If the pathology suggests that there is intrinsic involvement or that a release of the collateral ligament is necessary to obtain adequate exposure, then the surgeon should be prepared to apply the distraction device protecting the collateral ligament repair and separating the joint surfaces for approximately 3 weeks after surgery (see Chapter 12). It is uncommon to be faced with this option if the proper determination of the nature of the contracture and adequate imaging and assessment of the joint surface has occurred prior to the surgery as discussed above.

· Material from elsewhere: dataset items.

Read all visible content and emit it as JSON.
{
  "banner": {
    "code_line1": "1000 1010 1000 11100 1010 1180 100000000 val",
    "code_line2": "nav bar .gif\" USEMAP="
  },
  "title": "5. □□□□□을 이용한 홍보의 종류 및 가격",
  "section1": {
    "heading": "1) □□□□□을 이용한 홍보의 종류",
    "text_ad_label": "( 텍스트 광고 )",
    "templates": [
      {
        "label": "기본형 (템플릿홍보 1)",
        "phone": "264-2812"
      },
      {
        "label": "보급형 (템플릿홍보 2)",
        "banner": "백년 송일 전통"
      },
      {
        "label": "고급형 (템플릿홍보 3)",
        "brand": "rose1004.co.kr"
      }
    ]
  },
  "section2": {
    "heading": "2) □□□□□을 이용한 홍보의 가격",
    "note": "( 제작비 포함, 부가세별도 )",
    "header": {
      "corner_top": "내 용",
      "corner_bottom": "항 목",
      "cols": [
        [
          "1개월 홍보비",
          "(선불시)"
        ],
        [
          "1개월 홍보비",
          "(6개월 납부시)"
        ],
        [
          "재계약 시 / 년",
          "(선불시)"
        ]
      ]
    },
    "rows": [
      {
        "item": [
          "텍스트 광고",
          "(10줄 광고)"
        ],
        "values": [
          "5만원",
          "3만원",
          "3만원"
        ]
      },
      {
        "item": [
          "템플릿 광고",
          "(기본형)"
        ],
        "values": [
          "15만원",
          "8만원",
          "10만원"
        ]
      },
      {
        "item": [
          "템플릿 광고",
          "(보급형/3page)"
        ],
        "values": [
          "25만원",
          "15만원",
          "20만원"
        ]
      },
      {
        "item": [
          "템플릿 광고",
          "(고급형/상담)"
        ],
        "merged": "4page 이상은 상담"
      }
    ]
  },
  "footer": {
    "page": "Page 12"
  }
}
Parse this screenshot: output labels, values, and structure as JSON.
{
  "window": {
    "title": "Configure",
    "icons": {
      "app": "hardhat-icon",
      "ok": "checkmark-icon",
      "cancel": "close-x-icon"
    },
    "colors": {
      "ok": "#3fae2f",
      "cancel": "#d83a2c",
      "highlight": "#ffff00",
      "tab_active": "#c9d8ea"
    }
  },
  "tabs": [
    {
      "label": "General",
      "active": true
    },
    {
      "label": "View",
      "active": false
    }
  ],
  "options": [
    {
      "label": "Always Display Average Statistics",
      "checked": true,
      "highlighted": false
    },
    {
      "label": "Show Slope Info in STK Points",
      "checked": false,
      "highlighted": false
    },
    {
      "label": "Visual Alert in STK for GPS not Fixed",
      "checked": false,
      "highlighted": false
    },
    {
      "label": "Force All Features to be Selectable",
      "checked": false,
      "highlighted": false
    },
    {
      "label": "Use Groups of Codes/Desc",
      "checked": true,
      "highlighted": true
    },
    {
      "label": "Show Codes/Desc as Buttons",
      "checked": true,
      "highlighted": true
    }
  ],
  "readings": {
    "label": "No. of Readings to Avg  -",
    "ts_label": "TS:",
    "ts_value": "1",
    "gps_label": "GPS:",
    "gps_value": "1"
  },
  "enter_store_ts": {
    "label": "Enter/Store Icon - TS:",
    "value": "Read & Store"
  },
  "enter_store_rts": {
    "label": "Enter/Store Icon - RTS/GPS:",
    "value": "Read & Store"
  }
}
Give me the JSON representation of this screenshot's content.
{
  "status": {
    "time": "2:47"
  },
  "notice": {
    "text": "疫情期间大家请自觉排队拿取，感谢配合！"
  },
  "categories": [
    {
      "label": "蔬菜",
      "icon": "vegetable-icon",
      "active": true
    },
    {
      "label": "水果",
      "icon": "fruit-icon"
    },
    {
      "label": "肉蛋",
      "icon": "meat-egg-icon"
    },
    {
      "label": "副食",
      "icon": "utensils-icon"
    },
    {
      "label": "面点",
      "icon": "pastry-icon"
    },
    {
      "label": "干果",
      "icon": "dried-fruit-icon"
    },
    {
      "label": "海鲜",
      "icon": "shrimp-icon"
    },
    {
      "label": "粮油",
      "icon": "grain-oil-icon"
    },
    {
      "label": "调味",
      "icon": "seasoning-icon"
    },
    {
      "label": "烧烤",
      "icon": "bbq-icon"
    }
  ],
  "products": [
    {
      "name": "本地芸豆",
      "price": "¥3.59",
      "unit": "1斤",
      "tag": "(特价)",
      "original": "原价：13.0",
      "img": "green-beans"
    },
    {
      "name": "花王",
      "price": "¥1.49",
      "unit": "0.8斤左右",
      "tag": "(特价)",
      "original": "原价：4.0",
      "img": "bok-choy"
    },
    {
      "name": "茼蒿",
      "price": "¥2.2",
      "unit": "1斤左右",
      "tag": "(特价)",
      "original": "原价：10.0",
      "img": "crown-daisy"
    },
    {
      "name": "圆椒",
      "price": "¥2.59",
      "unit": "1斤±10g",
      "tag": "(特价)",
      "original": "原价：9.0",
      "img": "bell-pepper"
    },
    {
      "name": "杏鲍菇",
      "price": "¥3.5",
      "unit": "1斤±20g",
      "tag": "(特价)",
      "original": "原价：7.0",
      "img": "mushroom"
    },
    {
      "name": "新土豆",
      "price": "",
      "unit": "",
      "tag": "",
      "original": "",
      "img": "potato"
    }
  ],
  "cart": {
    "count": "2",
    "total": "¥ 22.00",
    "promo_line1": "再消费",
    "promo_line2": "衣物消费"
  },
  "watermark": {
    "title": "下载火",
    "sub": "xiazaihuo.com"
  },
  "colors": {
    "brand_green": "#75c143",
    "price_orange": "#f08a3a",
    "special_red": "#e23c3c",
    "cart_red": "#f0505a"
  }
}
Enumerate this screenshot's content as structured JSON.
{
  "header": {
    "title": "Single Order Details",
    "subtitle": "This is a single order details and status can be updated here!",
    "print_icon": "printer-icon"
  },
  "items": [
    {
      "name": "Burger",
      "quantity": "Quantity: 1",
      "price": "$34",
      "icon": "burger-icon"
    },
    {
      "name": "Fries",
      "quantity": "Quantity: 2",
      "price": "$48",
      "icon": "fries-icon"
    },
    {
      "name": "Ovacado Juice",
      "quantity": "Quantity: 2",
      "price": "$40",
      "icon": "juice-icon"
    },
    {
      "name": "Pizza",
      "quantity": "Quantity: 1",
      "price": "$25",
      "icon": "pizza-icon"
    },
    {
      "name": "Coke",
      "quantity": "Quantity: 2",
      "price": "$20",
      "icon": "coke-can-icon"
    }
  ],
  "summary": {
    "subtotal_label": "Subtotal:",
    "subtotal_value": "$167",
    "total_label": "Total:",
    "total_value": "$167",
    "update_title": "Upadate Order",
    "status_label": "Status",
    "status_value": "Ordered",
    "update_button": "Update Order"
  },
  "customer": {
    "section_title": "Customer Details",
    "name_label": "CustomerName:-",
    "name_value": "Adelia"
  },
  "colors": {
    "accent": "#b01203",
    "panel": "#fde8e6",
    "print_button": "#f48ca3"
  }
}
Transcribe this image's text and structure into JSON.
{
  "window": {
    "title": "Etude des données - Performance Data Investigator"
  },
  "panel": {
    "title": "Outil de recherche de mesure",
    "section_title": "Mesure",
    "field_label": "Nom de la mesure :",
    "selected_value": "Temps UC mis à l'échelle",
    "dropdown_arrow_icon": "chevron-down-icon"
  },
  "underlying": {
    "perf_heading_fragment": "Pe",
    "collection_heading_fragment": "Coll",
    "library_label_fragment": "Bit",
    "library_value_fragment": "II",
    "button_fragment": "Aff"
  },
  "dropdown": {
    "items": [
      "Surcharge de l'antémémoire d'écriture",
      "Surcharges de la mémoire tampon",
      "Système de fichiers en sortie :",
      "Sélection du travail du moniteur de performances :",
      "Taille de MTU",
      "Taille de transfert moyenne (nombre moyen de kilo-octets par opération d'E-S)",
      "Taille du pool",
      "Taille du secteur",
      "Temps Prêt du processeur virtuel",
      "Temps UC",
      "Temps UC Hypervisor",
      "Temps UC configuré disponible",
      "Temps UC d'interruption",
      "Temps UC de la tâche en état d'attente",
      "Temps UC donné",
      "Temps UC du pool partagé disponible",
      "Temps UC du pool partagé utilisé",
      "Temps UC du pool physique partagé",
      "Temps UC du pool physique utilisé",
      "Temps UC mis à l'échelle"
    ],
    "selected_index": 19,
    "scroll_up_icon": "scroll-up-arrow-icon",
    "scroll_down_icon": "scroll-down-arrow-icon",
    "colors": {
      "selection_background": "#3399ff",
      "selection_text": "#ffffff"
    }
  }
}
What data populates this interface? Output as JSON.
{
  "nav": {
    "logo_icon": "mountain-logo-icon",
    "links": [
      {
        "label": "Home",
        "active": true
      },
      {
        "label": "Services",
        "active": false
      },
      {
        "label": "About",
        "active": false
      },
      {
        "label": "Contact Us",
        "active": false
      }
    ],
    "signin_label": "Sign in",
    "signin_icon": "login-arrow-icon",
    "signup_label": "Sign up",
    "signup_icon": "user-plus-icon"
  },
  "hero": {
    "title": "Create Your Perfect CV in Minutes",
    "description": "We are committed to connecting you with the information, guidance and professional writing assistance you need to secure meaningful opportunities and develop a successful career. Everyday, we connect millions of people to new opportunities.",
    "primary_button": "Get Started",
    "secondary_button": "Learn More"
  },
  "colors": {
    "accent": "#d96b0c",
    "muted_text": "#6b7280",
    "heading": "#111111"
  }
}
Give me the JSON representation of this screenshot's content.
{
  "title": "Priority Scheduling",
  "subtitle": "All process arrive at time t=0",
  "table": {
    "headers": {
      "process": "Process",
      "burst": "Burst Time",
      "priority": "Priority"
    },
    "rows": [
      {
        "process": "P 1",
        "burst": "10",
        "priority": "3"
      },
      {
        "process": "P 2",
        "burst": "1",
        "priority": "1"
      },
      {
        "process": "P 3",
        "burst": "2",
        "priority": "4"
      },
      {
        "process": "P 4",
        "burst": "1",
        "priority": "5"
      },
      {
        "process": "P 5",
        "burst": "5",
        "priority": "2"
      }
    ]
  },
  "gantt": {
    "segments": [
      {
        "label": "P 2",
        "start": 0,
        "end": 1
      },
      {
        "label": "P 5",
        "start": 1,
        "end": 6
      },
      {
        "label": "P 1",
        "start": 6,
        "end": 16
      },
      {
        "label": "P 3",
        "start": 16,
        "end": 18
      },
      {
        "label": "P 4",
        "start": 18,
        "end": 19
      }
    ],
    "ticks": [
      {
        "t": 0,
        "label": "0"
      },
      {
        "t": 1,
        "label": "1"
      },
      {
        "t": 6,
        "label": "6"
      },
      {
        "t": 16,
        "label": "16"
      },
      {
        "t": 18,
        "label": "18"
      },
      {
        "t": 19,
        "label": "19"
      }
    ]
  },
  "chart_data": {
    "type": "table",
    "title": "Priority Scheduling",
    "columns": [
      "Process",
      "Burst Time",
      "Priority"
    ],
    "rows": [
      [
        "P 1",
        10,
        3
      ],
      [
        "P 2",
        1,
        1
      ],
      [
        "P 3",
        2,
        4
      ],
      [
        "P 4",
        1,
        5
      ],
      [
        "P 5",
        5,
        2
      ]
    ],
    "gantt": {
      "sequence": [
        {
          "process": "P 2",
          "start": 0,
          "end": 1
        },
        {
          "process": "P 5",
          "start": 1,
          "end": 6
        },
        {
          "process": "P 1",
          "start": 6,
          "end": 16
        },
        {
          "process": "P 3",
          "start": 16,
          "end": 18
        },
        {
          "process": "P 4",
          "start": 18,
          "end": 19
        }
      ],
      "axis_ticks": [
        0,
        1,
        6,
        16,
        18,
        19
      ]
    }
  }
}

Finally, it is important for the patient to have a clear understanding of the recovery time that is required after such surgery. The emphasis on the maintenance of the splinting program for several weeks or even months following the procedure is quite important, particularly depending upon the type of occupation and the expectations that the patient may hold.
CONCEPT
The column procedure consists of arthrotomy, release of the anterior and posterior capsule if needed, as well as excision of osteophytes through a limited lateral approach (Fig. 19-1).
TECHNIQUE
Positioning and Exposure
Either general or regional anesthesia may be used. The patient is placed supine with a sandbag under the ipsilateral extremity, or the table is tilted to 10 degrees away from the involved extremity. The arm is draped free and brought across the chest. The proximal one-half of a Kocher incision, which extends 3 to 5 cm proximal to and 3 cm distal to the epicondyle, is used if there is no previous incision and if there are no symptoms related to the ulnar nerve (Fig. 19-2). Note: It is useful to palpate the “column” and the radial head to properly orient the skin incision. If there are symptoms related to the ulnar nerve and there is any thought that the patient may require an elbow replacement or interposition, the long posterior incision is used. The nerve is explored by elevating the medial flap.